I am interested in plotting the route from Waterloo to Taiwan using the leaflet library for R. The coordinates for the route was obtained using gcIntermediate function from geosphere. However, the route involves the crossing of the international dateline and hence the route gets cut-off at the edges of the map and is joined at the top with a straight line.
Plot that I get:
wrong map
Plot that I want:
ideal map
There is a possibility that this problem could be solved using Google maps but is there a way to solve this using leaflet? How should I modify the code below to get the ideal route? Thank you!
Code:
library(dplyr)
library(leaflet)
library(geosphere)
# Source
latWaterloo <- 43.46687
lngWaterloo <- -80.52464
# Destination
latTaiwan <- 23.5983
lngTaiwan <- 120.8354
m <- leaflet() %>% addTiles()
m <- addCircleMarkers(m, lng=c(lngWaterloo, lngTaiwan) , lat=c(latWaterloo, latTaiwan), popup=c("Waterloo","Taiwan"), radius=5, opacity=0.5)
geo_lines <- gcIntermediate(c(lngWaterloo, latWaterloo), c(lngTaiwan, latTaiwan), n=100, addStartEnd=T, sp=T, breakAtDateLine=F)
m <- addPolylines(m, data=geo_lines, color="blue")
m
m <- leaflet() %>% addTiles()
m
As Jean-Claude said in his comment, your hand drawn path is longer than the one given by gcIntermediate
. To get the correct path, just call gcIntermediate
with breakAtDateLine=TRUE
:
geo_lines <- gcIntermediate(c(lngWaterloo, latWaterloo), c(lngTaiwan, latTaiwan), n=100, addStartEnd=TRUE, sp=TRUE, breakAtDateLine=TRUE)
m <- addPolylines(m, data=geo_lines, color="blue")
m
which produces
I don't know if there's a way to tell leaflet
to duplicate the sections of the path as it crosses the date line so that it goes right to the edge of the plot.
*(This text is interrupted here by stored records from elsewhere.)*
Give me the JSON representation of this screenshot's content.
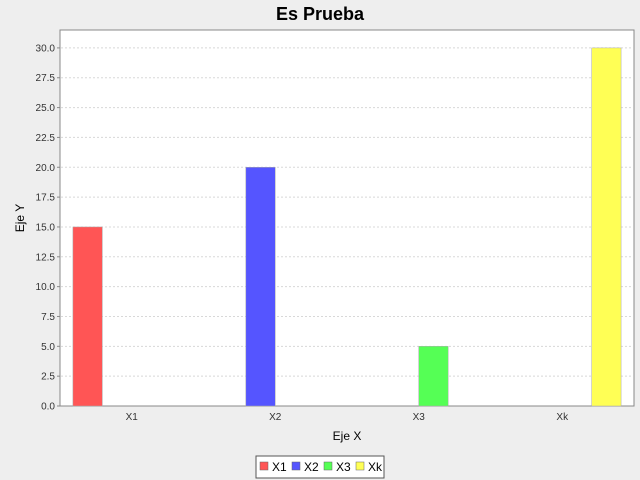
{
  "chart_data": {
    "type": "bar",
    "title": "Es Prueba",
    "xlabel": "Eje X",
    "ylabel": "Eje Y",
    "categories": [
      "X1",
      "X2",
      "X3",
      "Xk"
    ],
    "series": [
      {
        "name": "X1",
        "color": "#ff5555",
        "values": [
          15.0,
          0,
          0,
          0
        ]
      },
      {
        "name": "X2",
        "color": "#5555ff",
        "values": [
          0,
          20.0,
          0,
          0
        ]
      },
      {
        "name": "X3",
        "color": "#55ff55",
        "values": [
          0,
          0,
          5.0,
          0
        ]
      },
      {
        "name": "Xk",
        "color": "#ffff55",
        "values": [
          0,
          0,
          0,
          30.0
        ]
      }
    ],
    "ylim": [
      0,
      31.5
    ],
    "yticks": [
      "0.0",
      "2.5",
      "5.0",
      "7.5",
      "10.0",
      "12.5",
      "15.0",
      "17.5",
      "20.0",
      "22.5",
      "25.0",
      "27.5",
      "30.0"
    ],
    "grid": true,
    "legend_position": "bottom"
  }
}
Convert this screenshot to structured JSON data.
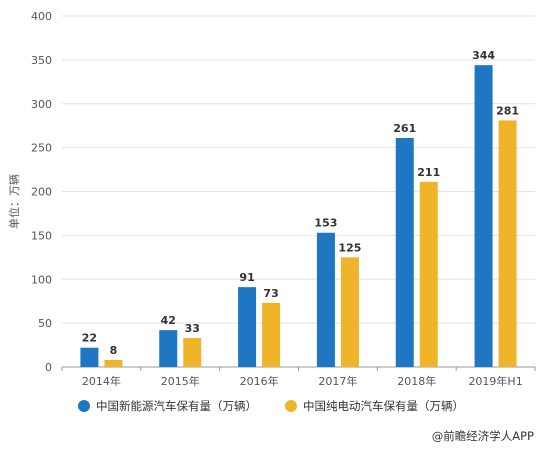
{
  "chart_data": {
    "type": "bar",
    "categories": [
      "2014年",
      "2015年",
      "2016年",
      "2017年",
      "2018年",
      "2019年H1"
    ],
    "series": [
      {
        "name": "中国新能源汽车保有量（万辆）",
        "values": [
          22,
          42,
          91,
          153,
          261,
          344
        ],
        "color": "#1f77c4"
      },
      {
        "name": "中国纯电动汽车保有量（万辆）",
        "values": [
          8,
          33,
          73,
          125,
          211,
          281
        ],
        "color": "#f0b42a"
      }
    ],
    "ylabel": "单位：万辆",
    "ylim": [
      0,
      400
    ],
    "yticks": [
      0,
      50,
      100,
      150,
      200,
      250,
      300,
      350,
      400
    ],
    "grid": true,
    "legend_position": "bottom"
  },
  "source": "@前瞻经济学人APP"
}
The trick is to add 360 degrees to the negative longitudes returned by gcIntermediate. This produces a continuous plot as shown below.
Code:
library(dplyr)
library(leaflet)
library(geosphere)
# Source
latWaterloo <- 43.46687
lngWaterloo <- -80.52464
# Destination
latTaiwan <- 23.5983
lngTaiwan <- 120.8354
m <- leaflet() %>% addTiles()
geo_lines <- gcIntermediate(c(lngWaterloo, latWaterloo), c(lngTaiwan, latTaiwan), n=100, addStartEnd=T, sp=F, breakAtDateLine=F)
geo_lines <- data.frame(geo_lines)
# Add 360 degrees to lngWaterloo and all the negative longitudes returned by gcIntermediate
lngWaterloo <- lngWaterloo + 360
lonn <- vector(length=nrow(geo_lines))
for (j in 1:nrow(geo_lines)) {
if (geo_lines[j,]$lon < 0) {
lonn[j] <- geo_lines[j,]$lon + 360
} else {
lonn[j] <- geo_lines[j,]$lon
}
}
m <- addCircleMarkers(m, lng=c(lngWaterloo, lngTaiwan) , lat=c(latWaterloo, latTaiwan), popup=c("Waterloo","Taiwan"), radius=2, opacity=0.5)
m <- addPolylines(m, lng=lonn, lat=geo_lines$lat, color="blue", weight=2)
m
There may be a way to simplify the code, but I'm not too sure how.